The route can be followed at https://twitter.com/UP_Steam.
About the Big Boy Steam Locomotive
The Big Boy class of steam locomotives are the heaviest single expansion steam locomotives ever built, weighing in at over one million pounds, built exclusively for Union Pacific. The locomotives are so long they are hinged in the middle to enable rounding curved tracks during travel. A total of 25 Big Boys were built, all coal burning engines. No. 4014 was built in November, 1941.
Big Boys were used extensively during WWII to haul servicemen, vital raw materials, war cargo and essential military equipment across the country.
Builder: American Locomotive Company, Schenectady, New York
Length: 133’ long
Top Speed: 70 MPH on level ground
Maximum horsepower: 6290 at 35 MPH
Fuel needed on a typical run from Ogden, Utah to Evanston, Wyoming: 35 tons of coal, 35,000 gallons of water (Today, it would take a little over an hour to drive in your car from Ogden to Evanston.)
Years in active service: 20
Miles accumulated during active service: 1,031,205
Last trip before retirement:
July 21, 1959
Only eight of the original Big Boy locomotives still exist. Union Pacific reacquired Big Boy No 4014 from the Railway and Locomotive Historical Society, Southern California Chapter in 2013 and began to restore it for display and operation in its Heritage Steam Locomotive fleet. As part of the restoration process, it was converted from coal to fuel oil. The restoration took over two years. At this time, No. 4014 is the world’s only operating Big Boy locomotive, returning to service in May 2019.
About the Transcontinental Railroad
The Transcontinental Railroad was built as a result of President Abraham Lincoln’s Pacific Railway Act of 1862. The Central Pacific Railroad of California was authorized to start building in Sacramento and head east. The Union Pacific Railroad Company was chartered to start building at the Missouri River and head west.
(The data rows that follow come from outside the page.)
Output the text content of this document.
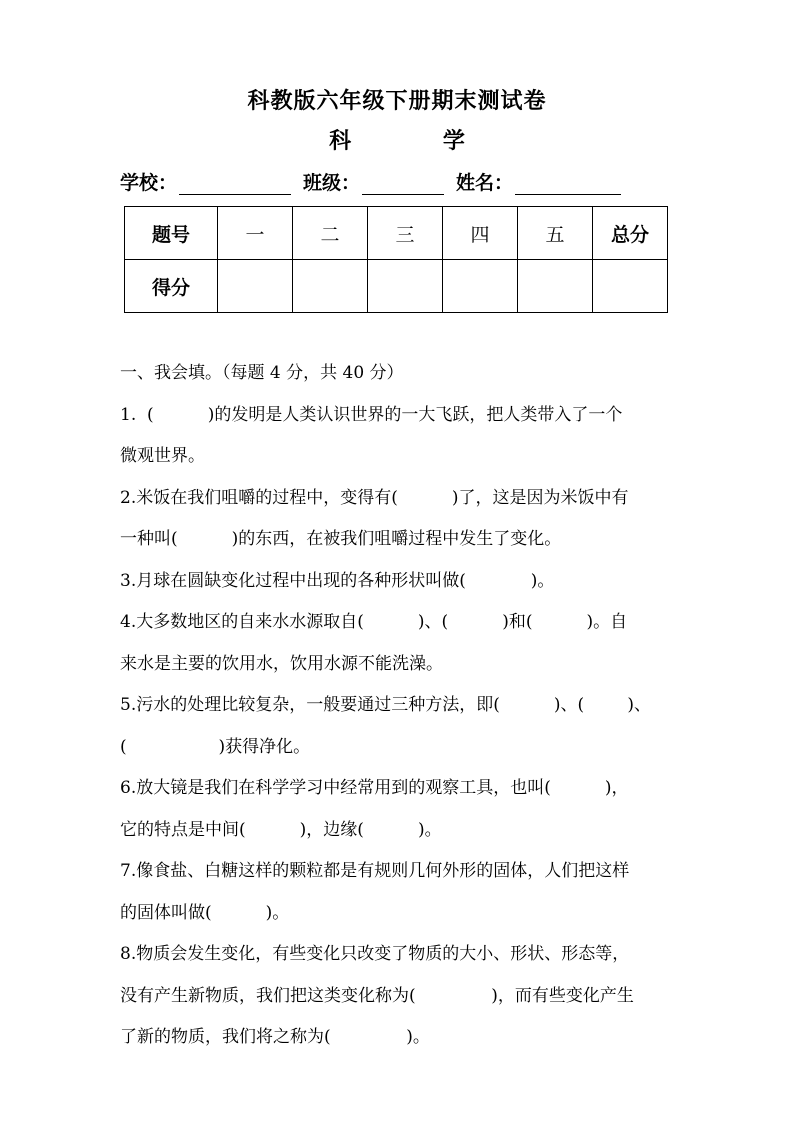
科教版六年级下册期末测试卷
科 学
学校：	班级：	姓名：
题号	一	二	三	四	五	总分
得分						
一、我会填。（每题 4 分，共 40 分）
1.  (          )的发明是人类认识世界的一大飞跃，把人类带入了一个
微观世界。
2.米饭在我们咀嚼的过程中，变得有(          )了，这是因为米饭中有
一种叫(          )的东西，在被我们咀嚼过程中发生了变化。
3.月球在圆缺变化过程中出现的各种形状叫做(            )。
4.大多数地区的自来水水源取自(          )、(          )和(          )。自
来水是主要的饮用水，饮用水源不能洗澡。
5.污水的处理比较复杂，一般要通过三种方法，即(          )、(        )、
(                 )获得净化。
6.放大镜是我们在科学学习中经常用到的观察工具，也叫(          )，
它的特点是中间(          )，边缘(          )。
7.像食盐、白糖这样的颗粒都是有规则几何外形的固体，人们把这样
的固体叫做(          )。
8.物质会发生变化，有些变化只改变了物质的大小、形状、形态等，
没有产生新物质，我们把这类变化称为(              )，而有些变化产生
了新的物质，我们将之称为(              )。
Each railroad was given $48,000 in government bonds for every mile completed.
Central Pacific had to create many massive cuts and construct 15 tunnels through the Sierras dealing with winter snow and thick granite. On some days, the progress was measured in inches or feet, rather than miles. According to the Union Pacific website, Central Pacific constructed “…690 miles of track through some of the most difficult terrain ever encountered by a railroad.”
Union Pacific constructed eight bridges and four tunnels, despite battling harsh winter weather and brutal heat. All together, Union Pacific laid 1,086 miles of track between the Missouri River and Promontory Summit, Utah, where the two railroads met on May 10, 1869 and drove in a golden spike to commemorate their achievements.